Insurance companies could place more responsibility on those seeking insurance, especially if they participate in environmentally harmful activities. Businesses seeking construction property or casualty insurance may need to abide by more eco-friendly insurance guidelines or face consequences, such as termination of the policy.

Economic experts suggest insurance companies leverage insurance access to these major corporations, negatively affecting the climate. Everyone needs insurance so that companies would have no choice but to abide by greener terms.

Insurance companies are paying more for climate-related claims like wildfires and floods than ever, so how is that impacting the industry? Customers want answers.

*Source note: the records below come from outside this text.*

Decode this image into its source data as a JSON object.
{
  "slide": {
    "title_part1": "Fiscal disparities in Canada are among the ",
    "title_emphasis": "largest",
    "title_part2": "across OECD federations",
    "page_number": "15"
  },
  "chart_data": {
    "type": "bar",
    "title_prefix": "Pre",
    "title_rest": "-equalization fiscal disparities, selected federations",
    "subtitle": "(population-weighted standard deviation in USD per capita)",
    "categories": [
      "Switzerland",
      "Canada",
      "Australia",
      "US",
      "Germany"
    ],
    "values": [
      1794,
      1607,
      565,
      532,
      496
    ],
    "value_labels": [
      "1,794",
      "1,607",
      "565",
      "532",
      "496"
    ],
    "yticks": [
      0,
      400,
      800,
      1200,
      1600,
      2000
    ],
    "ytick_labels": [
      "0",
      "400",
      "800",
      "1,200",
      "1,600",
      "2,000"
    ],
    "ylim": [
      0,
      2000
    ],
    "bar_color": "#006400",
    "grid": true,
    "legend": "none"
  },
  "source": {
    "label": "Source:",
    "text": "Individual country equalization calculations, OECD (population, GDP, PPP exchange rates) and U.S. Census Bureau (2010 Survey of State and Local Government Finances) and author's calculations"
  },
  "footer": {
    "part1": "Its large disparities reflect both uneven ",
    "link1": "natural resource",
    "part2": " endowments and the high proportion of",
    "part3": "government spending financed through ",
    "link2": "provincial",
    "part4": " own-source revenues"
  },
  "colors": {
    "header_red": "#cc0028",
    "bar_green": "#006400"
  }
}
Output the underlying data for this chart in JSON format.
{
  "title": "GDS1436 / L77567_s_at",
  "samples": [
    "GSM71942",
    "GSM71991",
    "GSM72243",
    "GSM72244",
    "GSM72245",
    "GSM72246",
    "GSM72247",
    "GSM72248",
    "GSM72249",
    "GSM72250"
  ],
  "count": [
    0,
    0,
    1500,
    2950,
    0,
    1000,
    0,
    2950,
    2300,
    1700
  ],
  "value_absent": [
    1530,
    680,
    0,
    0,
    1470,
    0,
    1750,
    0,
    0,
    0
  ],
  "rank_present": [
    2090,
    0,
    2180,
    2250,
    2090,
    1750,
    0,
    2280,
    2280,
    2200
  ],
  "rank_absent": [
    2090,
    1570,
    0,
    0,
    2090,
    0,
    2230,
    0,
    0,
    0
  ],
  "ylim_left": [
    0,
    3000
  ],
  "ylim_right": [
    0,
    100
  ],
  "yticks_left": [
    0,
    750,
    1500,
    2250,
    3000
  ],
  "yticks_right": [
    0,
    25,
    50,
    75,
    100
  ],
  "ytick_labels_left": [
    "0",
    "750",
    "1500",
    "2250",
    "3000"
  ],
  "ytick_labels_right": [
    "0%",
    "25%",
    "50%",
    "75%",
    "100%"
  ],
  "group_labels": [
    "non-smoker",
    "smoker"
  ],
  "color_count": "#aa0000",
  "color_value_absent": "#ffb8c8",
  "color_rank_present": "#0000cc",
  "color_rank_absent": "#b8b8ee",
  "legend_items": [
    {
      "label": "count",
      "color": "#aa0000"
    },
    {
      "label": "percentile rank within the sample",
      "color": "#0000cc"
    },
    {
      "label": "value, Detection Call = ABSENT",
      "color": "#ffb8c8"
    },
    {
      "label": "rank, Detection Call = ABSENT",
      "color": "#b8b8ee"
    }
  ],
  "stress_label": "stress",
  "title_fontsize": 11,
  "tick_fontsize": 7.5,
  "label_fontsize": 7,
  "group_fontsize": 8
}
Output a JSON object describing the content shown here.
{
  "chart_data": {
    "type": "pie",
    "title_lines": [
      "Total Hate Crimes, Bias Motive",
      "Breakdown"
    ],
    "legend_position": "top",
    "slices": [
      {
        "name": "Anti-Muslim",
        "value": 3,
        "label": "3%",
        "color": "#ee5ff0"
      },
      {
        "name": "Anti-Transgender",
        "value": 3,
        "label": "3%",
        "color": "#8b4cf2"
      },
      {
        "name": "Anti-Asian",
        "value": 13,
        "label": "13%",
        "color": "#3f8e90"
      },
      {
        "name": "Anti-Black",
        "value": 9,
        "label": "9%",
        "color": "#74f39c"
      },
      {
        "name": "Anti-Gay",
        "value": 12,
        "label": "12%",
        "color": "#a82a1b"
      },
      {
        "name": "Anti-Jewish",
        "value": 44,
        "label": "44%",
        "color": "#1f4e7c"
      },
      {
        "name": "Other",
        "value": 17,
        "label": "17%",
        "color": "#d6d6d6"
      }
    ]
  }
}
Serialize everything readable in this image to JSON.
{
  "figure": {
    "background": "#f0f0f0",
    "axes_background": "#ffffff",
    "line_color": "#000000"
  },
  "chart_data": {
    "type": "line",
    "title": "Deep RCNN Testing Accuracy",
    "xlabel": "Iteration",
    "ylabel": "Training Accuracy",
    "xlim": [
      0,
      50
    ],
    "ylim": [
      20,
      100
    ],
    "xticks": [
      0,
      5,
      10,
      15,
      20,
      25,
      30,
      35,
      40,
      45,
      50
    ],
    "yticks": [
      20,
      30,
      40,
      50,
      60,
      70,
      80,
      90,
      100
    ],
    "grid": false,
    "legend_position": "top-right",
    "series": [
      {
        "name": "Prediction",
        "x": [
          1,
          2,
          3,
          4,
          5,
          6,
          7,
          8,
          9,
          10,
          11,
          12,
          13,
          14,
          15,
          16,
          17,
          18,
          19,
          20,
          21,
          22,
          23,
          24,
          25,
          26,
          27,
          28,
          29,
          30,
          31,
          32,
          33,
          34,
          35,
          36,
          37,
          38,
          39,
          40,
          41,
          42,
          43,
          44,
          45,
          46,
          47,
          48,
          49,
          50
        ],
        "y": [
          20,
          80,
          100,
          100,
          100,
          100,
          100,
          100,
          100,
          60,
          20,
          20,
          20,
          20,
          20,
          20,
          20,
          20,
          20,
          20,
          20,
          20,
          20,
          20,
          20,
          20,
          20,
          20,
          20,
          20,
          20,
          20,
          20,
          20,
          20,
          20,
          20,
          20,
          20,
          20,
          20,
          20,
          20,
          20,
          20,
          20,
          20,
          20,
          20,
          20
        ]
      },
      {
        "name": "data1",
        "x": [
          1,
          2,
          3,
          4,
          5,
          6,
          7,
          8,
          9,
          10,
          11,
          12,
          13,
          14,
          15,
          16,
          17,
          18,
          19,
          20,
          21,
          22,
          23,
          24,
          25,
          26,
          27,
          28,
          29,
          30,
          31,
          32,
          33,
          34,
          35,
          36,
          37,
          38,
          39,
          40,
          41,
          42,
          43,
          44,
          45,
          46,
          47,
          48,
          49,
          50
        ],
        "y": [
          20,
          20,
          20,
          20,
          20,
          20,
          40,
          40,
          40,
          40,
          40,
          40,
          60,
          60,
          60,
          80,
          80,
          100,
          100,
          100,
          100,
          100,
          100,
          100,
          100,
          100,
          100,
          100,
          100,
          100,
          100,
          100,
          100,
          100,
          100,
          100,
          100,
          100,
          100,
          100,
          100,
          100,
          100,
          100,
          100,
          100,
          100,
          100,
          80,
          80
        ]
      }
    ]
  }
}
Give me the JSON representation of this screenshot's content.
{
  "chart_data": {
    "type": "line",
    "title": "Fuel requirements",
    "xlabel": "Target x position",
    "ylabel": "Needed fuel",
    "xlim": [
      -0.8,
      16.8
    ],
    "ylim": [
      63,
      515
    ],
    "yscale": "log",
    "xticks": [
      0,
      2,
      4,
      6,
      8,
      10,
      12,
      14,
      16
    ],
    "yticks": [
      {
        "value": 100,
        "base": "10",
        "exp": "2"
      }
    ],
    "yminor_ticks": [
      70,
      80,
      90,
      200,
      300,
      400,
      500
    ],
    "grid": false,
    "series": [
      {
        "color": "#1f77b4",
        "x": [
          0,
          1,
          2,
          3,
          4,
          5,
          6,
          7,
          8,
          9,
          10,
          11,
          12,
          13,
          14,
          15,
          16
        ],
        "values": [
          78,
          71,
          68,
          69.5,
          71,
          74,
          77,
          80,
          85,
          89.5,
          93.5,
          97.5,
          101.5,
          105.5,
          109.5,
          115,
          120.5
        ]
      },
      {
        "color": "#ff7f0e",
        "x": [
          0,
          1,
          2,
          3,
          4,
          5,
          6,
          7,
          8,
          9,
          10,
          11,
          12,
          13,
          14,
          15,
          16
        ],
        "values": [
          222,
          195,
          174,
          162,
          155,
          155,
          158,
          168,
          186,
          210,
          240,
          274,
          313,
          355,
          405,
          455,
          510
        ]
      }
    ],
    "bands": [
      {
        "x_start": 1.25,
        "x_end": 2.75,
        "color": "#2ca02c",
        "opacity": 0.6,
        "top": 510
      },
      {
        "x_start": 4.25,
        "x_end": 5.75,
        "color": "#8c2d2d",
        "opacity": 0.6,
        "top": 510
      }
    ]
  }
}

Insurance companies can be more transparent with customers about climate-related risks by providing data and evidence. Institutions are advocating for climate risk disclosures, so customers are more aware of how older policies may need to be more considerate toward the changing climate.

These warnings also explain how insurance companies are compensating and changing policies as a proactive approach to the climate crisis.

No change matters if there isn’t accountability. Therefore governments — either on federal or state levels — recommend regular assessments to ensure insurance companies abide by these measures consistently.

The Financial Stability Oversight Council performs this with systemically important financial institutions. However, not all companies that should be monitored have this designation for accountability.

How Are Insured Individuals Affected?

When discussing insurance concerning the climate crisis, the situation becomes layered when assessing individual insurance needs over corporate ones. The climate crisis is increasing the severity of natural disasters and causing unexpected temperature fluctuations that put homes and individuals at risk.

Though many migrate to coastal areas, for example, should companies raise prices because of their voluntary risk and the additional care they must perform to remain safe? Or should they not raise premiums because climate change has made most locations volatile?

Insurance companies are hesitant to distribute policies to individuals putting themselves in harm’s way because that forces their hand when reaching out to reinsurers to seek additional protection.

Adversely, Texans were unprepared for the legendary freeze that plagued countless citizens, and insurance companies were not providing additional protections. Premiums continue to increase for the average customer amid inflation and other economic crises.

These factors leave families struggling to afford coverage that could save them from climate disasters. Could insurance companies be forced to provide affordable options for these factors outside families’ control?

Redirecting Responsibilities to Insurers

Insurance companies have been indisputably influencing the climate crisis for decades as investments funded fossil fuel advancement and projects. Additionally, households struggle to keep up with rising premiums as the climate crisis worsens and stability becomes unpredictable in areas with temperamental weather.

Clearer regulations for corporations must change the insurance landscape to ensure accountability and environmental protection. Otherwise, individual insurers and the planet will be at even higher risk for climate-related disasters.